I write in response to Patrick McKay’s letter, “A load of hot air” (03/07 BSj).

One of the biggest misconceptions about climate change is that it results in rising temperatures in all regions of the world. Warming is an overall trend and not the basis for a region-by-region analysis. This is why climate change is the preferred academic term and not global warming.

Weather patterns are becoming more and more extreme, as evidenced by the increasing number of meteorological anomalies (if they can still be called that). It is unrealistic to cite individual examples of “some polar regions where the ice is actually spreading”, as the overall situation in the Arctic is clear from the many time-elapsed Nasa satellite images. The situation in Antarctica is more stable but there is increasing evidence that even this is changing. Attributing rising temperatures to solar activity is somewhat unrealistic given that solar activity has been on the wane since about 1985.

There is little doubt that human activity has become its own geological process, changing the surface of the planet faster than nature almost ever does. How is this not supposed to have an impact on the ecological processes that the composition of the atmosphere relies upon? An Imperial College study of satellite data between 1970 and 1997 of that part of the infrared spectrum trapped by CO2 found that the amount of radiation escaping back into space was decreasing, as was the case for the other greenhouse gases. This correlated positively with the overall global increases in temperature experienced over this period.

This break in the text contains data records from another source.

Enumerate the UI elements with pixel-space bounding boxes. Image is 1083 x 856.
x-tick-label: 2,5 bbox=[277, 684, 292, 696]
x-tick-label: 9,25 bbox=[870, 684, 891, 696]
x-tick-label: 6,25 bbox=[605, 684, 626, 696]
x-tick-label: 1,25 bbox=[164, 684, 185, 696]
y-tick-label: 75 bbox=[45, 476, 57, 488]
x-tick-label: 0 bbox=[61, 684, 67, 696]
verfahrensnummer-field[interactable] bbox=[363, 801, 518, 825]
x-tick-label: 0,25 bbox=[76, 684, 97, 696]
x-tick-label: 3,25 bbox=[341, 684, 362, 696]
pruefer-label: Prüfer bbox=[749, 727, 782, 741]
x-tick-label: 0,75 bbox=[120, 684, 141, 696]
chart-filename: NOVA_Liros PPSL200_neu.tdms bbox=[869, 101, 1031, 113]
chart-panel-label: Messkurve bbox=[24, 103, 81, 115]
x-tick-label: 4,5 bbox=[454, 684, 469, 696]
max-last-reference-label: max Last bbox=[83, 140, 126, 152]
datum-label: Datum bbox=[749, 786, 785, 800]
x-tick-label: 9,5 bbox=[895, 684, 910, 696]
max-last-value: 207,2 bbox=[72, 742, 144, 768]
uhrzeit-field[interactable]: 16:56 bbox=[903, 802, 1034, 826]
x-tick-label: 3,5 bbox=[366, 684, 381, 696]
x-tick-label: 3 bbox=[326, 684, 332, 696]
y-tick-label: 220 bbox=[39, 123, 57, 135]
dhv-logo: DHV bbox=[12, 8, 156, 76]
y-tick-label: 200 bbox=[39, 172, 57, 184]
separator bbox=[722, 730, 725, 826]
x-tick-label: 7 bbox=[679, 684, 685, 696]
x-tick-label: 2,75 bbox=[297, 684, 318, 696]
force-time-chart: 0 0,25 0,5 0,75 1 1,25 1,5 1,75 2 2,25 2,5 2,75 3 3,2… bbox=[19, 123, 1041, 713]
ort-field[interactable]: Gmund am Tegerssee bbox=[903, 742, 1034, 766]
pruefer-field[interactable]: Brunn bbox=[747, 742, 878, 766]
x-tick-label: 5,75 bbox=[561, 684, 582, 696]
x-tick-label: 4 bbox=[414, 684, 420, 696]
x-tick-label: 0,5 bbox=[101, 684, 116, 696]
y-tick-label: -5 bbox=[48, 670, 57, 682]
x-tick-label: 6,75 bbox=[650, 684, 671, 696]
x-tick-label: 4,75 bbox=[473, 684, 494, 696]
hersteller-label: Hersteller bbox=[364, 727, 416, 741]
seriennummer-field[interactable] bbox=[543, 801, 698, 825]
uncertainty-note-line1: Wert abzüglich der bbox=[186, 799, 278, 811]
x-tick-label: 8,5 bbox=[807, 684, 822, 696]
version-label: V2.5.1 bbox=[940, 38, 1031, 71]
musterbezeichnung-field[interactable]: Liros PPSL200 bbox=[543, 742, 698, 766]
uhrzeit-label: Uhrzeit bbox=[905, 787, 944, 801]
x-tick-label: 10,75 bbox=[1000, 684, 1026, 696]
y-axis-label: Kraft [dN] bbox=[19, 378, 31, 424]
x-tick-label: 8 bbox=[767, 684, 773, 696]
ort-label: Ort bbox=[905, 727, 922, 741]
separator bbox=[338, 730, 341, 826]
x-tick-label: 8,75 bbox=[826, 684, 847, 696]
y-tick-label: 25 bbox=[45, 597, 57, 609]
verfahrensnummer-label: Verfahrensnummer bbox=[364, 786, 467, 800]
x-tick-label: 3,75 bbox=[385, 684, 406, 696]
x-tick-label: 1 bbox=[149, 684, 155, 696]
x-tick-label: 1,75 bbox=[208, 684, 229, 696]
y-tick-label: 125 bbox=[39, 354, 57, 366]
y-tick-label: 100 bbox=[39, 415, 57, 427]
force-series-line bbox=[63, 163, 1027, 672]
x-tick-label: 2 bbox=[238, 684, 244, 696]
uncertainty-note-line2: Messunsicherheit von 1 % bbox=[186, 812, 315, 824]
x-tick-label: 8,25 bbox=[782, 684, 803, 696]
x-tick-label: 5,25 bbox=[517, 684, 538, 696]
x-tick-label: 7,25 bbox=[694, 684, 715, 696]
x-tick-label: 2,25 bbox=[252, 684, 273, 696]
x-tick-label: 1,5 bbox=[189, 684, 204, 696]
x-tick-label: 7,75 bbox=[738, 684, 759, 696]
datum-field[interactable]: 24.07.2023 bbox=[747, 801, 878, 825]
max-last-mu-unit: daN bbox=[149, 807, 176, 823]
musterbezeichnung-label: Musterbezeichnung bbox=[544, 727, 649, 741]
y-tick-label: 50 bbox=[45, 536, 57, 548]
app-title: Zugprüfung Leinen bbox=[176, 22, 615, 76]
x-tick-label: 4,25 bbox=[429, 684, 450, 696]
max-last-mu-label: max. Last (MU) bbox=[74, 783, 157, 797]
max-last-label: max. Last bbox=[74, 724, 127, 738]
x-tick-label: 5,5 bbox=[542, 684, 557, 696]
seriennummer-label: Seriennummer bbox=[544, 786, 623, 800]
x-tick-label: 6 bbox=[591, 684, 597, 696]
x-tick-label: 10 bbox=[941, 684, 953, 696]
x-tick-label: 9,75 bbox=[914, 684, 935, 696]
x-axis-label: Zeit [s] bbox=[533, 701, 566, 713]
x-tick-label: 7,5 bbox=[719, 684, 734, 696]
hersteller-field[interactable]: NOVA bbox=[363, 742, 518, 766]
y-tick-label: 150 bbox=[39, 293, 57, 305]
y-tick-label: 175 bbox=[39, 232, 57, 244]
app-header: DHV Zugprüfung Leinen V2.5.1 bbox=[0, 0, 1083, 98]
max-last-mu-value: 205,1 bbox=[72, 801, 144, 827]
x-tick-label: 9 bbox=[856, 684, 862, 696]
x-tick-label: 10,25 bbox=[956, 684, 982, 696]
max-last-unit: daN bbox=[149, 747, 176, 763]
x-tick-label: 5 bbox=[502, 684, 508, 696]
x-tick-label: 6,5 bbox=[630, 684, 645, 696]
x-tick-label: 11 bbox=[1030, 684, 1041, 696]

While it is true that the Earth’s climate has fluctuated throughout history, nothing accounts for the soaring temperature rises of the past 150 years. Also, evidence from drilled ice cores suggests we should be experiencing an overall global cooling trend.

There will always be dissenting voices against the political and scientific consensus but is it really such a bad thing – even if you don’t accept the scientific evidence – that we are striving to improve energy efficiency and diversify energy sources? Everybody enjoys living in a cleaner environment. Those in the building services industry can do more about this than most.